Biggest ever nuclear spill to ocean – 27 petaBq of Cs-137 is 20 times TEPCO’s estimate says IRSN

TEPCO earlier estimated that Cs-137  in the sea totalled  about 1 petaBq, and the JAEA earlier estimated 4 petaBq, compared to this estimate of 27 petaBq (see Table 1 here).  The major difference is that TEPCO counted only water leaks,  this IRSN report includes deposition from the air into the sea, and is the bigget ever nuclear contamination of the ocean.

Fukushima disaster caused world’s biggest nuclear sea spill

27 Oct 2011

PARIS – France’s nuclear monitor said on Thursday that the amount of caesium 137 that leaked into the Pacific from the Fukushima disaster was the greatest single nuclear contamination of the sea ever seen.

But, confirming previous assessments, it said caesium levels had been hugely diluted by ocean currents and, except for near-shore species, posed no discernible threat.

From March 21 to mid-July, 27.1 peta becquerels of caesium 137 entered the sea, the Institute for Radiological Protection and Nuclear Safety (IRSN) said.

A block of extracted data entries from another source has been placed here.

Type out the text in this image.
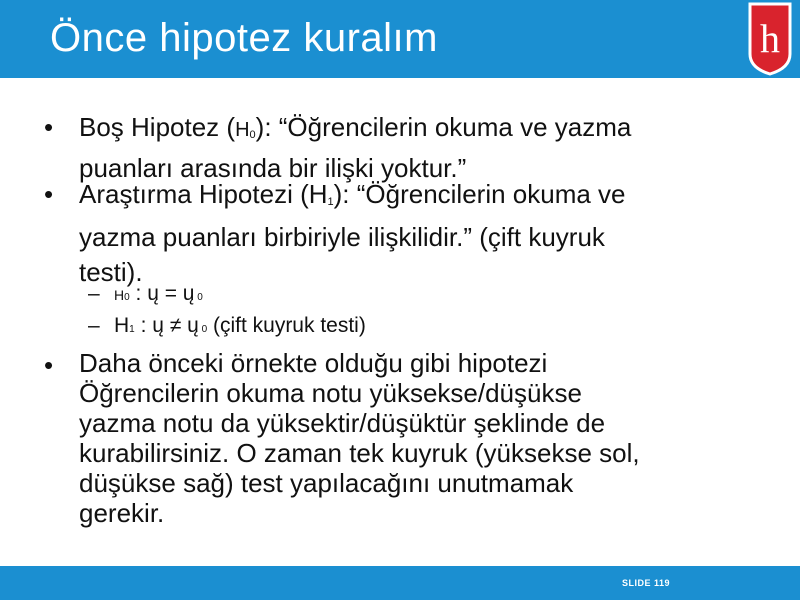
Önce hipotez kuralım	h
• Boş Hipotez $(H_0)$: “Öğrencilerin okuma ve yazma
puanları arasında bir ilişki yoktur.”
• Araştırma Hipotezi $(H_1)$: “Öğrencilerin okuma ve
yazma puanları birbiriyle ilişkilidir.” (çift kuyruk
testi).
– H0 : ų = ų 0
– H1 : ų ≠ ų 0 (çift kuyruk testi)
• Daha önceki örnekte olduğu gibi hipotezi
Öğrencilerin okuma notu yüksekse/düşükse
yazma notu da yüksektir/düşüktür şeklinde de
kurabilirsiniz. O zaman tek kuyruk (yüksekse sol,
düşükse sağ) test yapılacağını unutmamak
gerekir.
SLIDE 119
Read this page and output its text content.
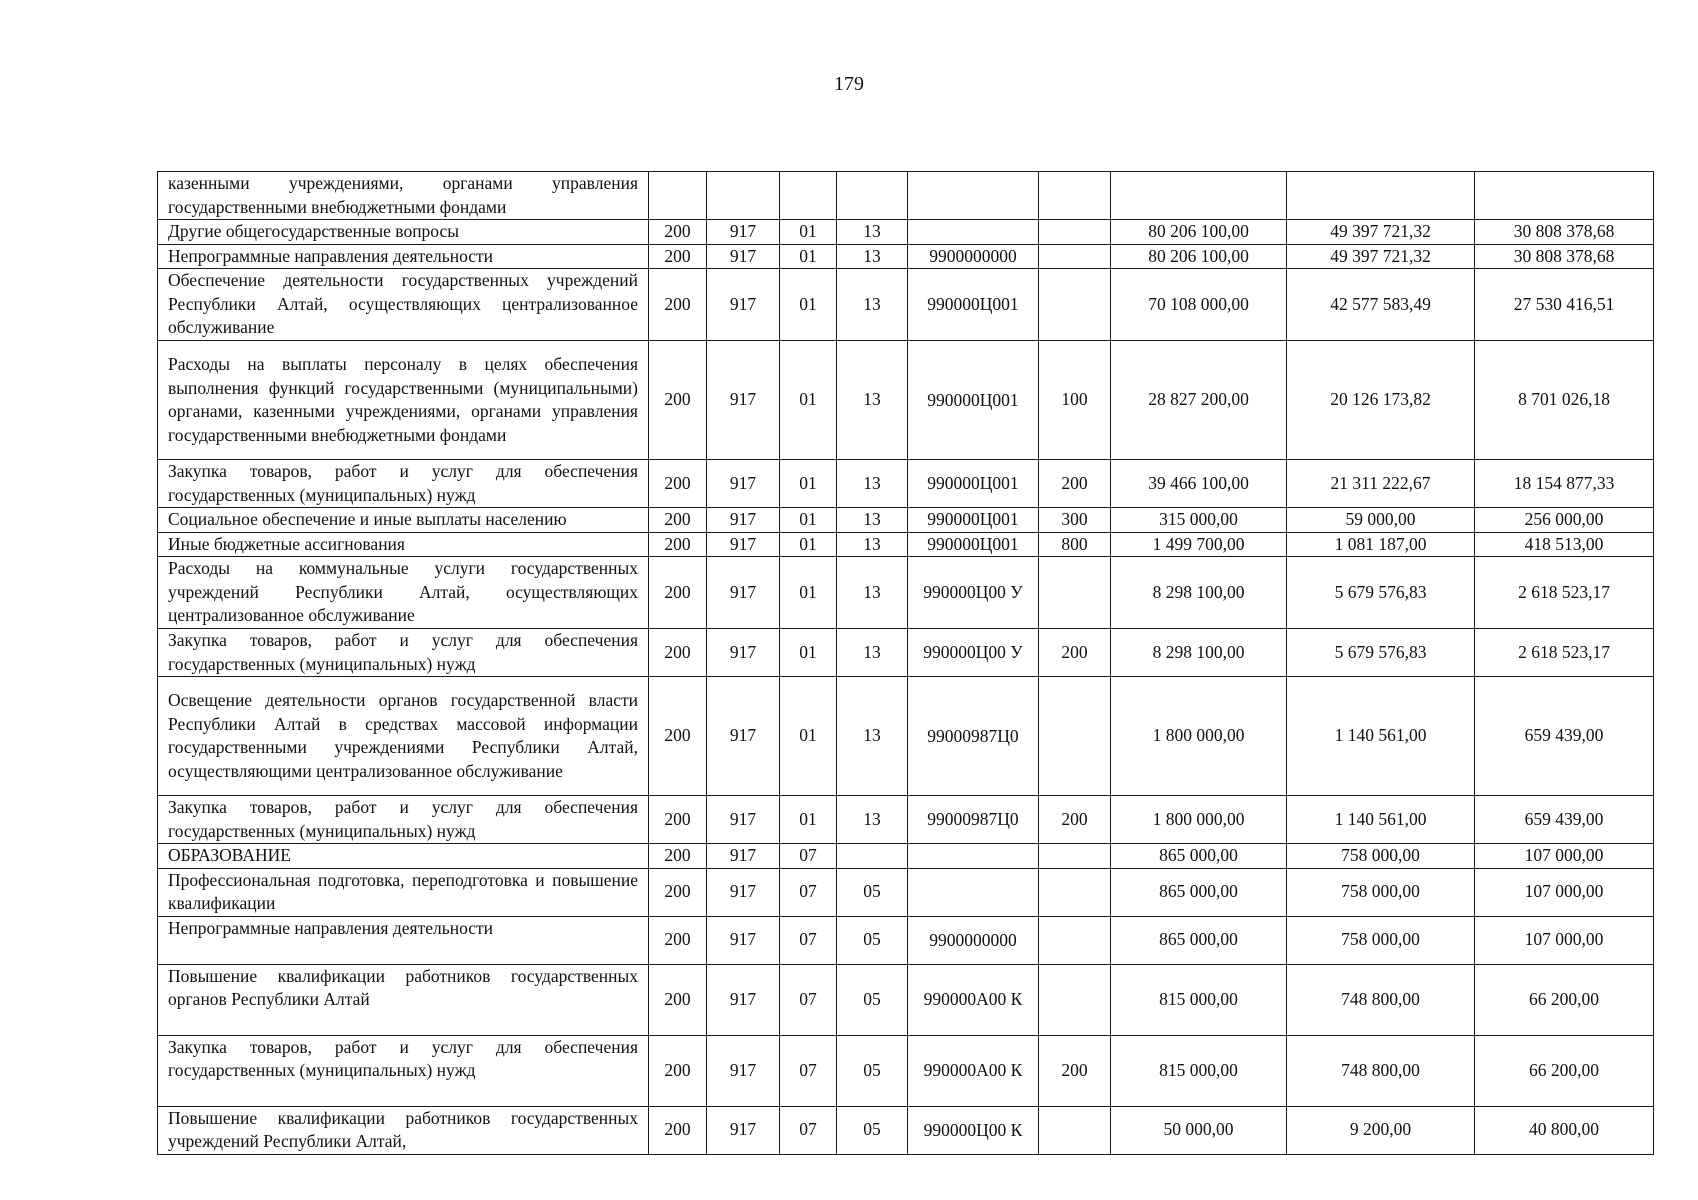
179
казенными учреждениями, органами управления государственными внебюджетными фондами									
Другие общегосударственные вопросы	200	917	01	13			80 206 100,00	49 397 721,32	30 808 378,68
Непрограммные направления деятельности	200	917	01	13	9900000000		80 206 100,00	49 397 721,32	30 808 378,68
Обеспечение деятельности государственных учреждений Республики Алтай, осуществляющих централизованное обслуживание	200	917	01	13	990000Ц001		70 108 000,00	42 577 583,49	27 530 416,51
Расходы на выплаты персоналу в целях обеспечения выполнения функций государственными (муниципальными) органами, казенными учреждениями, органами управления государственными внебюджетными фондами	200	917	01	13	990000Ц001	100	28 827 200,00	20 126 173,82	8 701 026,18
Закупка товаров, работ и услуг для обеспечения государственных (муниципальных) нужд	200	917	01	13	990000Ц001	200	39 466 100,00	21 311 222,67	18 154 877,33
Социальное обеспечение и иные выплаты населению	200	917	01	13	990000Ц001	300	315 000,00	59 000,00	256 000,00
Иные бюджетные ассигнования	200	917	01	13	990000Ц001	800	1 499 700,00	1 081 187,00	418 513,00
Расходы на коммунальные услуги государственных учреждений Республики Алтай, осуществляющих централизованное обслуживание	200	917	01	13	990000Ц00 У		8 298 100,00	5 679 576,83	2 618 523,17
Закупка товаров, работ и услуг для обеспечения государственных (муниципальных) нужд	200	917	01	13	990000Ц00 У	200	8 298 100,00	5 679 576,83	2 618 523,17
Освещение деятельности органов государственной власти Республики Алтай в средствах массовой информации государственными учреждениями Республики Алтай, осуществляющими централизованное обслуживание	200	917	01	13	99000987Ц0		1 800 000,00	1 140 561,00	659 439,00
Закупка товаров, работ и услуг для обеспечения государственных (муниципальных) нужд	200	917	01	13	99000987Ц0	200	1 800 000,00	1 140 561,00	659 439,00
ОБРАЗОВАНИЕ	200	917	07				865 000,00	758 000,00	107 000,00
Профессиональная подготовка, переподготовка и повышение квалификации	200	917	07	05			865 000,00	758 000,00	107 000,00
Непрограммные направления деятельности	200	917	07	05	9900000000		865 000,00	758 000,00	107 000,00
Повышение квалификации работников государственных органов Республики Алтай	200	917	07	05	990000А00 К		815 000,00	748 800,00	66 200,00
Закупка товаров, работ и услуг для обеспечения государственных (муниципальных) нужд	200	917	07	05	990000А00 К	200	815 000,00	748 800,00	66 200,00
Повышение квалификации работников государственных учреждений Республики Алтай,	200	917	07	05	990000Ц00 К		50 000,00	9 200,00	40 800,00
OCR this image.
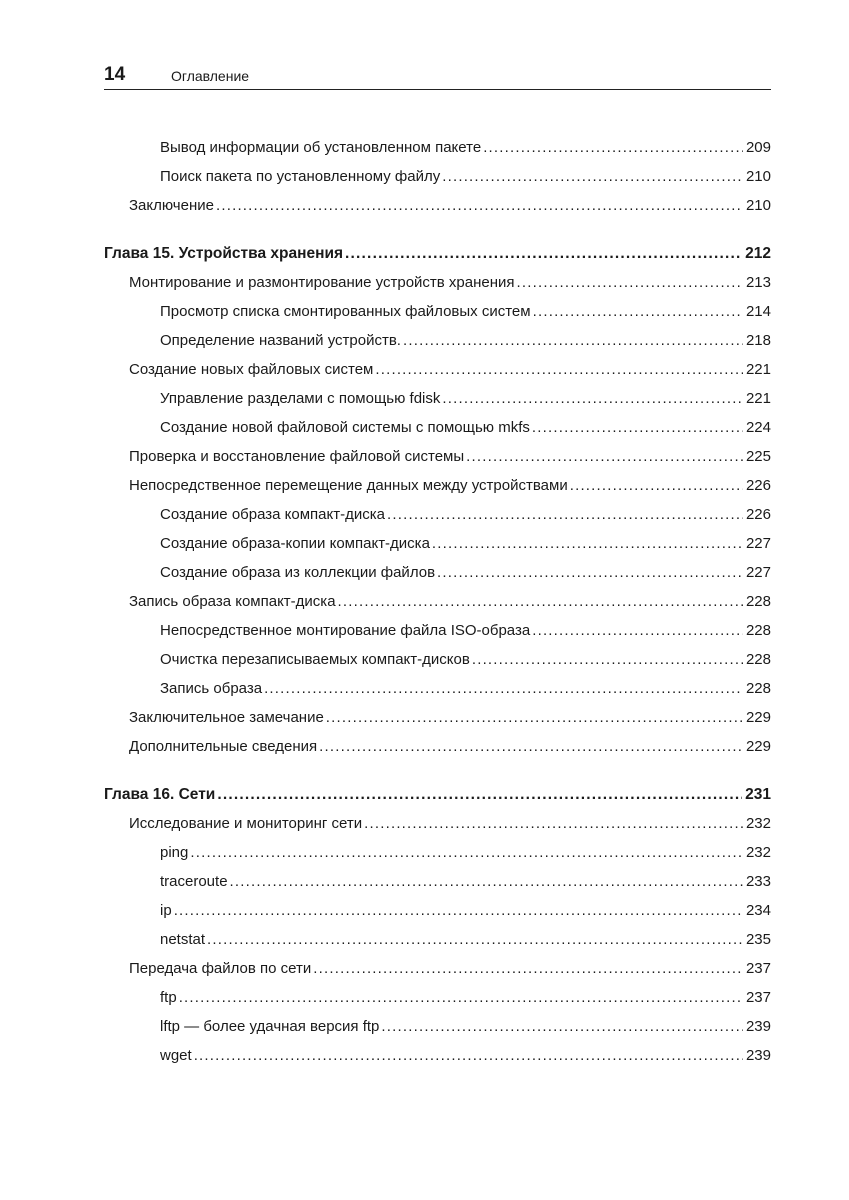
14	Оглавление
Вывод информации об установленном пакете .....	209
Поиск пакета по установленному файлу .....	210
Заключение .....	210
Глава 15. Устройства хранения .....	212
Монтирование и размонтирование устройств хранения .....	213
Просмотр списка смонтированных файловых систем .....	214
Определение названий устройств. .....	218
Создание новых файловых систем .....	221
Управление разделами с помощью fdisk .....	221
Создание новой файловой системы с помощью mkfs .....	224
Проверка и восстановление файловой системы .....	225
Непосредственное перемещение данных между устройствами .....	226
Создание образа компакт-диска .....	226
Создание образа-копии компакт-диска .....	227
Создание образа из коллекции файлов .....	227
Запись образа компакт-диска .....	228
Непосредственное монтирование файла ISO-образа .....	228
Очистка перезаписываемых компакт-дисков .....	228
Запись образа .....	228
Заключительное замечание .....	229
Дополнительные сведения .....	229
Глава 16. Сети .....	231
Исследование и мониторинг сети .....	232
ping .....	232
traceroute .....	233
ip .....	234
netstat .....	235
Передача файлов по сети .....	237
ftp .....	237
lftp — более удачная версия ftp .....	239
wget .....	239
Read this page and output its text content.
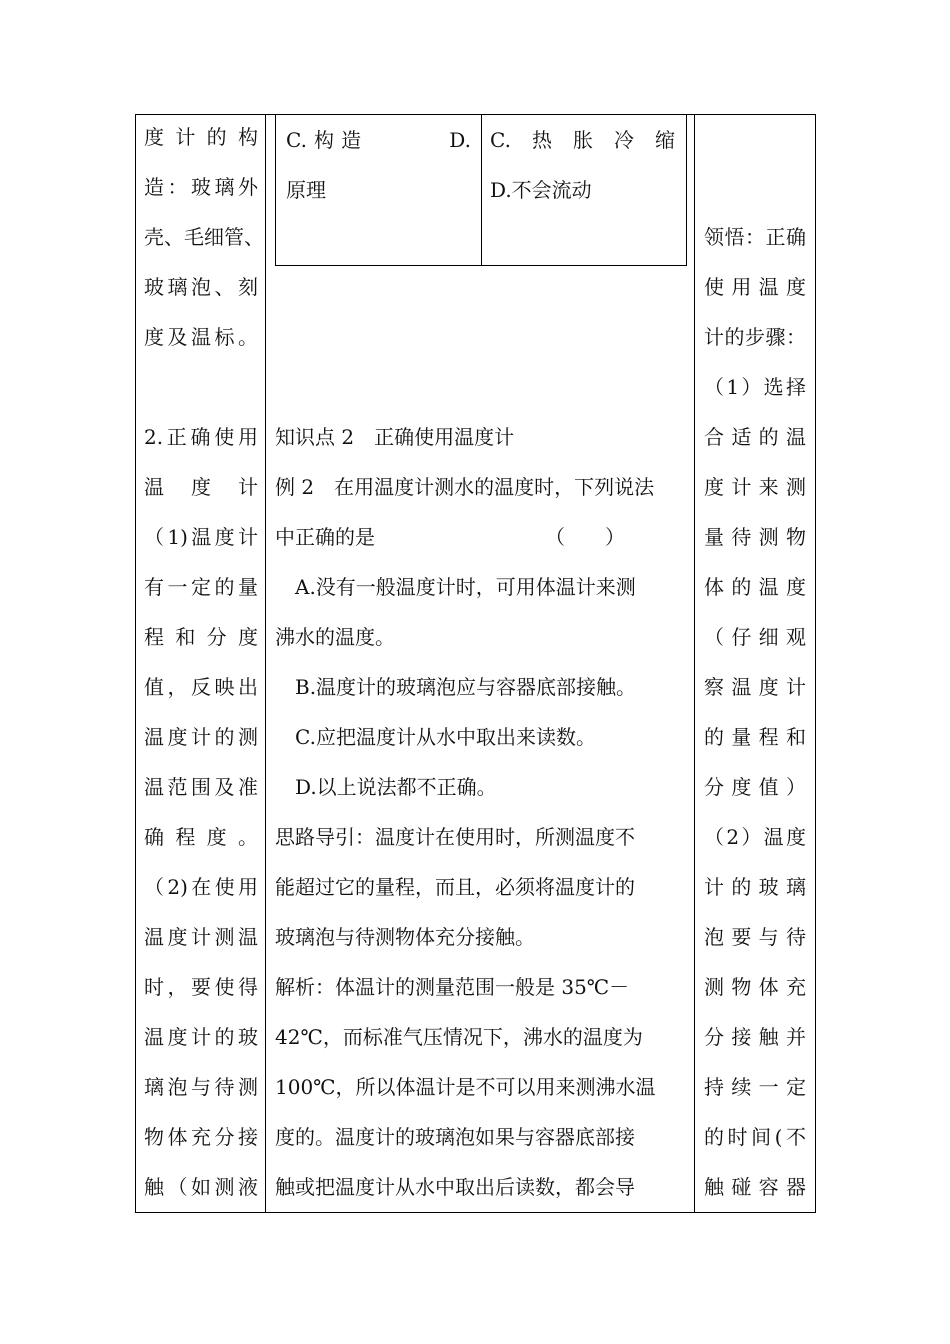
C.构造　　　D.
原理
C.热胀冷缩
D.不会流动
度计的构
造：玻璃外
壳、毛细管、
玻璃泡、刻
度及温标。
2.正确使用
温度计
（1)温度计
有一定的量
程和分度
值，反映出
温度计的测
温范围及准
确程度。
（2)在使用
温度计测温
时，要使得
温度计的玻
璃泡与待测
物体充分接
触（如测液
知识点 2　正确使用温度计
例 2　在用温度计测水的温度时，下列说法
中正确的是　　　　　　　　　（　　）
　A.没有一般温度计时，可用体温计来测
沸水的温度。
　B.温度计的玻璃泡应与容器底部接触。
　C.应把温度计从水中取出来读数。
　D.以上说法都不正确。
思路导引：温度计在使用时，所测温度不
能超过它的量程，而且，必须将温度计的
玻璃泡与待测物体充分接触。
解析：体温计的测量范围一般是 35℃－
42℃，而标准气压情况下，沸水的温度为
100℃，所以体温计是不可以用来测沸水温
度的。温度计的玻璃泡如果与容器底部接
触或把温度计从水中取出后读数，都会导
领悟：正确
使用温度
计的步骤：
（1）选择
合适的温
度计来测
量待测物
体的温度
（仔细观
察温度计
的量程和
分度值）
（2）温度
计的玻璃
泡要与待
测物体充
分接触并
持续一定
的时间(不
触碰容器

One peta becquerel is a million billion bequerels, or 10 to the power of 15.

Of the total, 82 percent entered the sea before April 8, through water that was pumped into the Fukushima’s damaged reactor units in a bid to cool them down, it said.

“This is the biggest single outflow of man-made radionuclides to the marine environment ever observed,” the agency said in a press release.

Caesium is a slow-decaying element, taking 30 years to lose half of its radioactivity.

The IRSN said large quantities of iodine 131 also entered the sea as a result of the disaster, caused by the March 11 9.0-magnitude quake that occurred off northeastern Japan.

But iodine 131 decays quickly, having a half-life of eight days, and the contamination “swiftly diminished,” the report said.

The IRSN said that, for the Pacific generally, caesium levels would ultimately stabilise at 0.004 becquerels per litre thanks to the diluting effect of powerful ocean currents.

This is twice the concentration that prevailed during atmospheric nuclear testing in the 1960s.

“These levels should not have an impact in terms of radiological safety,” the IRSN said.

However, “significant pollution of seawater on the coast near the damaged plant could persist,” because of continuing runoff of contaminated rainwater from the land, it said.

“Maintaining monitoring of marine species taken in Fukushima’s coastal waters is justified,” it said.

The IRSN cited deep-water fish, fish at the top of the marine food chain and molluscs and other filtrating organisms as “the species that are the most sensitive” to caesium pollution.